BGL’DE MAÇ SAYISI AZALTILMAMALIYDI
Namık Yazar: Maç sayısının azalmasını doğru bulmuyorum. Dolayısıyla statünün de çok doğru olduğunu düşünmüyorum. Bu konudaki eleştirilerimi de daha önce federasyona ilettim. Sanırım burada bir maliyet kaygısı yaşadılar. Bu kararda federasyon kulüpleri düşündüğünü söylüyor, ama kulüplerde federasyonun bir tasarrufa gittiğini düşünüyor. Çünkü gidilen deplasman başına federasyonun kulüplere bir katkı bedeli var.

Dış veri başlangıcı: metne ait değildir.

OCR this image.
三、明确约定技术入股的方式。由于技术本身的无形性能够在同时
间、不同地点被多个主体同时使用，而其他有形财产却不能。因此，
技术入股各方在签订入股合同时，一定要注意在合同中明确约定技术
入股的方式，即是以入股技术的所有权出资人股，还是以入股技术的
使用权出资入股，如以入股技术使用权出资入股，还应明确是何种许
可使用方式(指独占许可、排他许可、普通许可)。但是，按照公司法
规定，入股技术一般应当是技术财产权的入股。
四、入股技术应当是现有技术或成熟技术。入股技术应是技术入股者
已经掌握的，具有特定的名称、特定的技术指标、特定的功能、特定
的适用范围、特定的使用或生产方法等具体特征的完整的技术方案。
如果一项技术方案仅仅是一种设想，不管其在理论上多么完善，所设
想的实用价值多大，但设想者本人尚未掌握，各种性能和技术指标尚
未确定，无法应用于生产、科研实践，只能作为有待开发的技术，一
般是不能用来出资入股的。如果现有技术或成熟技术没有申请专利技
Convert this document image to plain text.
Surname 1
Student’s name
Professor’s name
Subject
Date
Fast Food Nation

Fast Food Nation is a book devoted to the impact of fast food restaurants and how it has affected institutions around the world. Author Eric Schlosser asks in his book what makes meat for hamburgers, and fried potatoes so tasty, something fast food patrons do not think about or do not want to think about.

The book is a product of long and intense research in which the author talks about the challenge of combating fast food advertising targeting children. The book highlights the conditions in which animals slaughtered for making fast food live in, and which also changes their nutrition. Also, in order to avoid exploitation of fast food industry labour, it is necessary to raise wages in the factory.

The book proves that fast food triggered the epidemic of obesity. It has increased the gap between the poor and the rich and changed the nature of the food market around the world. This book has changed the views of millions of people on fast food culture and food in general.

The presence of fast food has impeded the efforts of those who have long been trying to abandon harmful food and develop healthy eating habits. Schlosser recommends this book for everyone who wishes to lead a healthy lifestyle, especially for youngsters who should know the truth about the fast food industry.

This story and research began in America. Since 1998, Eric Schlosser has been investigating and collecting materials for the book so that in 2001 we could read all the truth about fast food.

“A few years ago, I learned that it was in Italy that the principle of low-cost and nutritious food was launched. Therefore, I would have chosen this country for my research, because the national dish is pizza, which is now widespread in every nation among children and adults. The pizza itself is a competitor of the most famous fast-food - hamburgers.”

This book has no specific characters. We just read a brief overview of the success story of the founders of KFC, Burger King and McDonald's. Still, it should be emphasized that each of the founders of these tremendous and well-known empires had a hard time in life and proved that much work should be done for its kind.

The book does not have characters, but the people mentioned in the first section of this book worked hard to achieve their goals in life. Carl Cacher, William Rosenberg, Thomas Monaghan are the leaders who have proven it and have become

Bizlerin katılım ücreti dışında artı deplasman masraflarımız olduğu gibi, BGL şartlarında teknik ekipte bulundurmak zorunda olduğumuz ekstra kadro maliyetlerimiz de var. Bunların karşılığında 8-10 maç yapıp sezonu kapatmak hiç doğru değil. Ayrıca statüdeki bir diğer değişiklik ile bazı takımlarla dörder kez oynarken, bazılarıyla play-off’a kalamazsak hiç oynama ihtimalimiz yok, yanı statü maç çeşitliliği anlamında da verimli olmadı.
Selam Gökçe: Gelişim koleji takımları yılda, ayda, haftada kaç antrenman yaparlar, günde kaç saat çalışırlar, genel olarak nasıl bir program takip ediyorsunuz?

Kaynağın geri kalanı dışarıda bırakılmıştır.